Question

How do you use the rational root theorem to find the roots of `8x^3-3x^2+5x+15`?

Answer 1

`(1,2,4,8)/(1,3,5,9,15,45)=1,1/3,1/5,1/9,1/15,1/45,2,2/3,2/5,2/9,2/15,2/45,4,4/3,4/5,4/9,4/15,4/45,8,8/3,8/5,8/9,8/15,8/45`

Explanation:

The general form for a polynomial is as follows:
`px^n+a_n-1+...a_1x+q`

The rational roots theorem states that, to find any potential zeroes of a given polynomial function, the formula is: `("factors of p")/("factors of q")`, where `p` and `q` are the first and last coefficients of the given function. In this case, the factors of `p` are 1,2,4,and 8, and the factors of q are 1,3,5,9,15,and 45.
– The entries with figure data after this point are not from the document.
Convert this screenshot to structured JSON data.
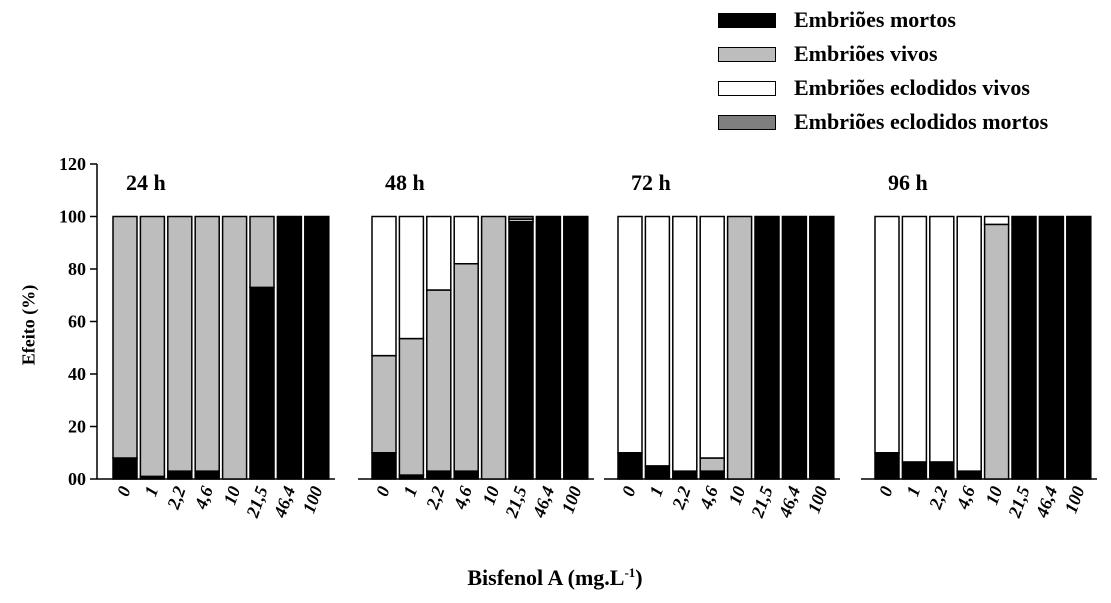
{
  "legend": [
    {
      "label": "Embriões mortos",
      "color": "#000000"
    },
    {
      "label": "Embriões vivos",
      "color": "#bdbdbd"
    },
    {
      "label": "Embriões eclodidos vivos",
      "color": "#ffffff"
    },
    {
      "label": "Embriões eclodidos mortos",
      "color": "#7f7f7f"
    }
  ],
  "axes": {
    "ylabel": "Efeito (%)",
    "xlabel_main": "Bisfenol A (mg.L",
    "xlabel_sup": "-1",
    "xlabel_end": ")"
  },
  "chart_data": {
    "type": "bar",
    "stacked": true,
    "ylim": [
      0,
      120
    ],
    "yticks": [
      0,
      20,
      40,
      60,
      80,
      100,
      120
    ],
    "ytick_labels": [
      "00",
      "20",
      "40",
      "60",
      "80",
      "100",
      "120"
    ],
    "categories": [
      "0",
      "1",
      "2,2",
      "4,6",
      "10",
      "21,5",
      "46,4",
      "100"
    ],
    "series_names": [
      "Embriões mortos",
      "Embriões vivos",
      "Embriões eclodidos vivos",
      "Embriões eclodidos mortos"
    ],
    "panels": [
      {
        "title": "24 h",
        "series": [
          {
            "name": "Embriões mortos",
            "values": [
              8,
              1,
              3,
              3,
              0,
              73,
              100,
              100
            ]
          },
          {
            "name": "Embriões vivos",
            "values": [
              92,
              99,
              97,
              97,
              100,
              27,
              0,
              0
            ]
          },
          {
            "name": "Embriões eclodidos vivos",
            "values": [
              0,
              0,
              0,
              0,
              0,
              0,
              0,
              0
            ]
          },
          {
            "name": "Embriões eclodidos mortos",
            "values": [
              0,
              0,
              0,
              0,
              0,
              0,
              0,
              0
            ]
          }
        ]
      },
      {
        "title": "48 h",
        "series": [
          {
            "name": "Embriões mortos",
            "values": [
              10,
              1.5,
              3,
              3,
              0,
              98,
              100,
              100
            ]
          },
          {
            "name": "Embriões vivos",
            "values": [
              37,
              52,
              69,
              79,
              100,
              1,
              0,
              0
            ]
          },
          {
            "name": "Embriões eclodidos vivos",
            "values": [
              53,
              46.5,
              28,
              18,
              0,
              0,
              0,
              0
            ]
          },
          {
            "name": "Embriões eclodidos mortos",
            "values": [
              0,
              0,
              0,
              0,
              0,
              1,
              0,
              0
            ]
          }
        ]
      },
      {
        "title": "72 h",
        "series": [
          {
            "name": "Embriões mortos",
            "values": [
              10,
              5,
              3,
              3,
              0,
              100,
              100,
              100
            ]
          },
          {
            "name": "Embriões vivos",
            "values": [
              0,
              0,
              0,
              5,
              100,
              0,
              0,
              0
            ]
          },
          {
            "name": "Embriões eclodidos vivos",
            "values": [
              90,
              95,
              97,
              92,
              0,
              0,
              0,
              0
            ]
          },
          {
            "name": "Embriões eclodidos mortos",
            "values": [
              0,
              0,
              0,
              0,
              0,
              0,
              0,
              0
            ]
          }
        ]
      },
      {
        "title": "96 h",
        "series": [
          {
            "name": "Embriões mortos",
            "values": [
              10,
              6.5,
              6.5,
              3,
              0,
              100,
              100,
              100
            ]
          },
          {
            "name": "Embriões vivos",
            "values": [
              0,
              0,
              0,
              0,
              97,
              0,
              0,
              0
            ]
          },
          {
            "name": "Embriões eclodidos vivos",
            "values": [
              90,
              93.5,
              93.5,
              97,
              3,
              0,
              0,
              0
            ]
          },
          {
            "name": "Embriões eclodidos mortos",
            "values": [
              0,
              0,
              0,
              0,
              0,
              0,
              0,
              0
            ]
          }
        ]
      }
    ]
  }
}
Once you have all the potential zeroes of the function, you just have to test them using synthetic division.

Answer 2

You can't.

You can determine that `8x^3-3x^2+5x+15=0` has one Real irrational root in `(-1, -3/4)` and no rational roots.

Explanation:

By the rational root theorem, any rational roots of `8x^3-3x^2+5x+15 = 0` must be expressible in lowest terms in the form `p/q` where `p, q in ZZ`, `q != 0`, `p` a divisor of the constant term `15` and `q` a divisor of the coefficient `8` of the leading term.

The prime factorisation of `8` is `2*2*2`.
The prime factorisation of `15` is `3*5`.

That means that the only possible rational roots are:

`+-1/8`, `+-1/4`, `+-3/8`, `+-1/2`, `+-5/8`, `+-3/4`, `+-1`, `+-5/4`, `+-3/2`, `+-15/8`, `+-5/2`, `+-3`, `+-15/4`, `+-5`, `+-15/2`, `+-15`

That's quite a lot of possibilities to try, so let's narrow it down.

Let `f(x) = 8x^3-3x^2+5x+15`

Then `f'(x) = 24x^2-6x+5`, which has a negative discriminant.

So we can deduce that `f(x)` is strictly monotonic increasing.

`f(-1) = -8-3-5+15 = -1`

`f(-3/4) = -8*3^3/4^3-3*3^2/4^2+5*3/4+15`

`= -27/8-27/16+15/4+15`

`= (-54-26+60+240)/16 = 220/16 = 55/4`

So `f(x) = 0` has one Real root in `(-1, -3/4)`, but it is not rational.